Sometime last week I must have “done something” to my foot. Perhaps I overexerted it, stretched it too vigorously in some contortion, pushed down too hard on the elliptical trainer, or maybe that sudden misstep at the curb had indeed been more intense than it felt at the time. Whatever the trigger, by the time the weekend rolled around I was limping, my foot was slightly swollen across the top (where the long ligaments are – same area as the top of your palm). And it hurt.
Still does, actually.
By Monday it was so bad I went to a walk-in clinic (this is what you do in Canada if you don’t have a GP, and many of us don’t), where a very brisk young doctor in her early thirties almost immediately filled out a chit for radiology because, she said, it was quite likely my foot had some kind of stress fracture.
She asked, “How are your bones?”
Straightaway, that question sounded wrong to me.
Then it hit me: I heard an implied “dearie?” at the end. As in: “How are your bones, dearie?” I just know that’s what she was thinking.
In my mind I am not a “dearie” – and with any luck, I never will be. But that’s what I heard: You’re of that age, [dearie]… the bones …you know …brittle bones, brittle bones.

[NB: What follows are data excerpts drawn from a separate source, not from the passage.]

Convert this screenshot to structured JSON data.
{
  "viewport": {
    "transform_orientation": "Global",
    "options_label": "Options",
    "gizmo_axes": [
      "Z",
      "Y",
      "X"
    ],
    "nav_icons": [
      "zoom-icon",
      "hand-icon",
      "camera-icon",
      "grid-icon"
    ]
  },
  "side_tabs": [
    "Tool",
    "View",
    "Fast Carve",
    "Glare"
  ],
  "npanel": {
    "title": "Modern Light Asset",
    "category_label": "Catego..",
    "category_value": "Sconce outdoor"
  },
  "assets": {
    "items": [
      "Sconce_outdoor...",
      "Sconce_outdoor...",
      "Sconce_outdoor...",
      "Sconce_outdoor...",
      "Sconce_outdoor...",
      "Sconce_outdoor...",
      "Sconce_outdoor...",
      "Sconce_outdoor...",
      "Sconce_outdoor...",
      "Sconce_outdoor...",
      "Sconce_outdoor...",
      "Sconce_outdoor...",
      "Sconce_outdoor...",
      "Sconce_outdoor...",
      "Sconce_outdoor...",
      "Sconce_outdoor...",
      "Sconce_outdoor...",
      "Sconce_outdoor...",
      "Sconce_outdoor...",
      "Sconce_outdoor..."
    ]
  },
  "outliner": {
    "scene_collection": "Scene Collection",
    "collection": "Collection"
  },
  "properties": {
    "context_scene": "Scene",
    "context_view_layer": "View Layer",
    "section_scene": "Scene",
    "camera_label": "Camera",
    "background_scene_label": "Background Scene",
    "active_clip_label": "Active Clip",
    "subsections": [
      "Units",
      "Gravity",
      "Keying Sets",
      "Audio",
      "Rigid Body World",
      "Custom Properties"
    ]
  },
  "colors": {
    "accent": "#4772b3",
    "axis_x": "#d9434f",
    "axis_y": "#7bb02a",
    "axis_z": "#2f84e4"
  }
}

It wasn’t just the imagined “dearie” that aggrieved me. It was the betrayal I felt – the betrayal that aging implied. I trust my body. It’s a wonderful body that has held me in good stead (and steady on my feet) for a long time. I haven’t always treated it well, but I’ve always come back to it, and it has always, always stayed with me. We’re in this together.
Hearing the [unspoken] “dearie,” however, revealed a glimpse of an abject body: one that breaks down, that wears out or betrays you – develops cancer, has an aneurism or a stroke, gets Alzheimer’s, has osteoarthritis. The one that’s growing old and makes you unhappy because it can’t be trusted.
Happiness and Trust
Happiness studies show that trust is key to happiness. If you can’t trust your neighbors or your colleagues or your family or your friends, you’re less likely to be happy.
A network of trust increases happiness.
Maybe that should read in the plural, as in “networks of trust.” At the center of it there’s you with your body, which in itself is a bunch of networks in which you trust to get you through the day, to make that day fly, to make it shine.
Literally hobbling just one small segment in the network can trigger a cascade of real and imaginary failures, of mistrusting, in the rest. Studies which show that “happiness dips and then rebounds after people lose a limb” or worse (source) might suggest that rebuilding a sense of trust is key to rebounding. I guess that applies to accepting senescence as well, which probably goes a long way toward explaining religion and the solace of belief (that is: trust) in the beyond.
I moved through the rest of Monday and all of Tuesday in a cloud of anger. Well, actually, anger alternating with depression – they’re supposedly two sides of the same coin, right? – because if you google foot fractures, you’ll find plenty of reasons to feel blue. At 5pm on Tuesday, I called the clinic back to learn whether my x-ray results were in. I learned only that the radiologists were not able to discover fractures – which immediately made me a lot happier: “Yay, body, you can be trusted! You don’t have brittle bones and aren’t completely falling to pieces!” Followed immediately by, “But why the frack does my foot hurt so much, eh?”
…Trust, but verify…
That doctor is not going to call me back (it’s not in the protocol of walk-in clinics), so I’ll have to hobble over there again to learn if there’s anything else they can diagnose or advise. I will choose to ignore the websites that suggest x-rays aren’t conclusive for finding foot fractures and instead choose trust: trust that I got off lightly, that there’s nothing wrong with my well-nourished and -supplemented bones, that with any luck, my delightful body and the mind it accommodates can continue to be happy together.